1. Choose your supplies
Find an arch that’s right for the space – you can use metal or wood. We use both at Mottisfont.
Choose between ramblers and climbers for your roses. We use ramblers – they only flower for about four weeks but grow quickly and create a mass of flowers. Climbers repeat-flower from early May throughout the summer. They grow more slowly but they’re easier to manage. Once you’ve chosen, buy two of the same rose.
Secure your arch in the ground and dig a planting hole at either end. The holes should be at least twice the size of the pot the roses are in. Scatter some compost in the hole (we also add mycorrhizal fungi) and over the roots, and plant your roses firmly.
You’ll soon get long stems appearing. Spread them out and secure them using garden twine. It’s important not to remove long shoots, as these will become the flowering wood.
Cut the bottom off a plastic drinking bottle and remove the cap. Insert the bottle into the ground upside down, near the roots of your rose. Keep it topped up with water to stop the rose drying out.

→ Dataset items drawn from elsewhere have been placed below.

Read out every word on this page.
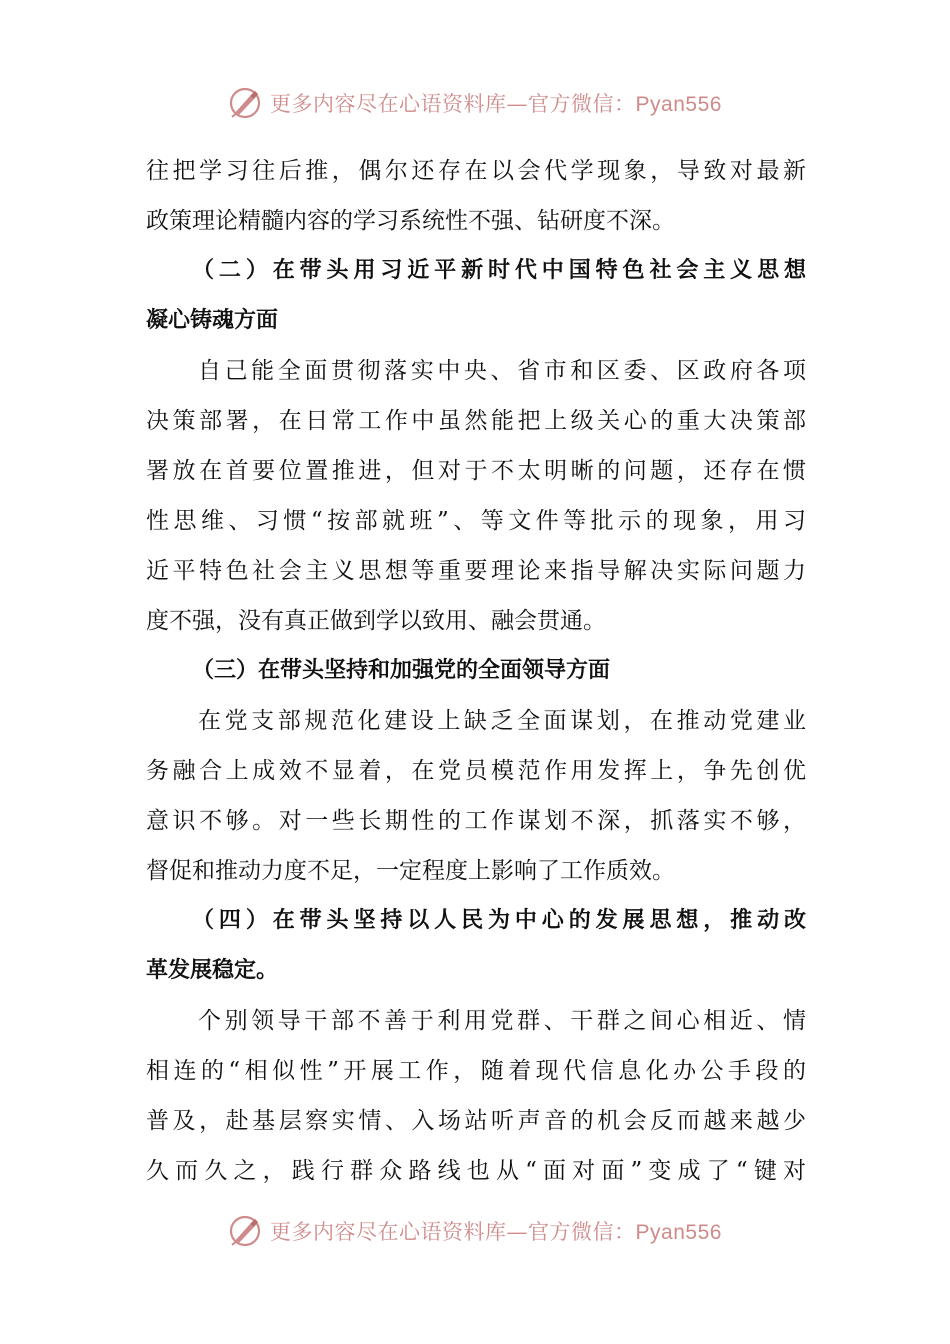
更多内容尽在心语资料库—官方微信：Pyan556
往把学习往后推，偶尔还存在以会代学现象，导致对最新
政策理论精髓内容的学习系统性不强、钻研度不深。
（二）在带头用习近平新时代中国特色社会主义思想
凝心铸魂方面
自己能全面贯彻落实中央、省市和区委、区政府各项
决策部署，在日常工作中虽然能把上级关心的重大决策部
署放在首要位置推进，但对于不太明晰的问题，还存在惯
性思维、习惯“按部就班”、等文件等批示的现象，用习
近平特色社会主义思想等重要理论来指导解决实际问题力
度不强，没有真正做到学以致用、融会贯通。
（三）在带头坚持和加强党的全面领导方面
在党支部规范化建设上缺乏全面谋划，在推动党建业
务融合上成效不显着，在党员模范作用发挥上，争先创优
意识不够。对一些长期性的工作谋划不深，抓落实不够，
督促和推动力度不足，一定程度上影响了工作质效。
（四）在带头坚持以人民为中心的发展思想，推动改
革发展稳定。
个别领导干部不善于利用党群、干群之间心相近、情
相连的“相似性”开展工作，随着现代信息化办公手段的
普及，赴基层察实情、入场站听声音的机会反而越来越少
久而久之，践行群众路线也从“面对面”变成了“键对
更多内容尽在心语资料库—官方微信：Pyan556
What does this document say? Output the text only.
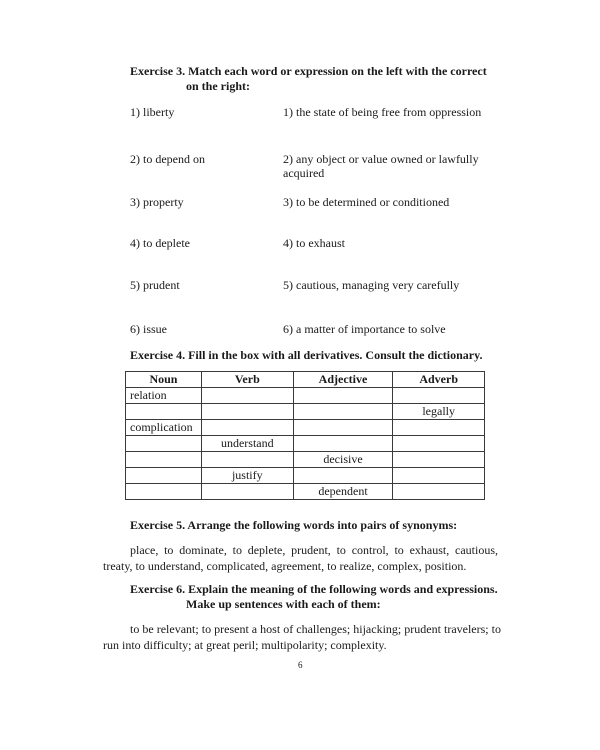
Exercise 3. Match each word or expression on the left with the correct
on the right:
1) liberty	1) the state of being free from oppression
2) to depend on	2) any object or value owned or lawfully acquired
3) property	3) to be determined or conditioned
4) to deplete	4) to exhaust
5) prudent	5) cautious, managing very carefully
6) issue	6) a matter of importance to solve
Exercise 4. Fill in the box with all derivatives. Consult the dictionary.
Noun	Verb	Adjective	Adverb
relation			
			legally
complication			
	understand		
		decisive	
	justify		
		dependent	
Exercise 5. Arrange the following words into pairs of synonyms:
place, to dominate, to deplete, prudent, to control, to exhaust, cautious, treaty, to understand, complicated, agreement, to realize, complex, position.
Exercise 6. Explain the meaning of the following words and expressions.
Make up sentences with each of them:
to be relevant; to present a host of challenges; hijacking; prudent travelers; to run into difficulty; at great peril; multipolarity; complexity.
6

Once your rose has finished flowering, prune back flowered shoots to where they join just above the main stem. Feed before spring with a layer of mulch around the roots to nourish the plant.
Best for small spaces
• Train a rose up a single fence post. You’ll end up with around 2m of roses in a small patch.
Best small shrubs
• Gallica variety – wonderful blooms with heavenly smells.
Best of both worlds
• For the scent of old-fashioned blooms that flower repeatedly, try David Austin roses.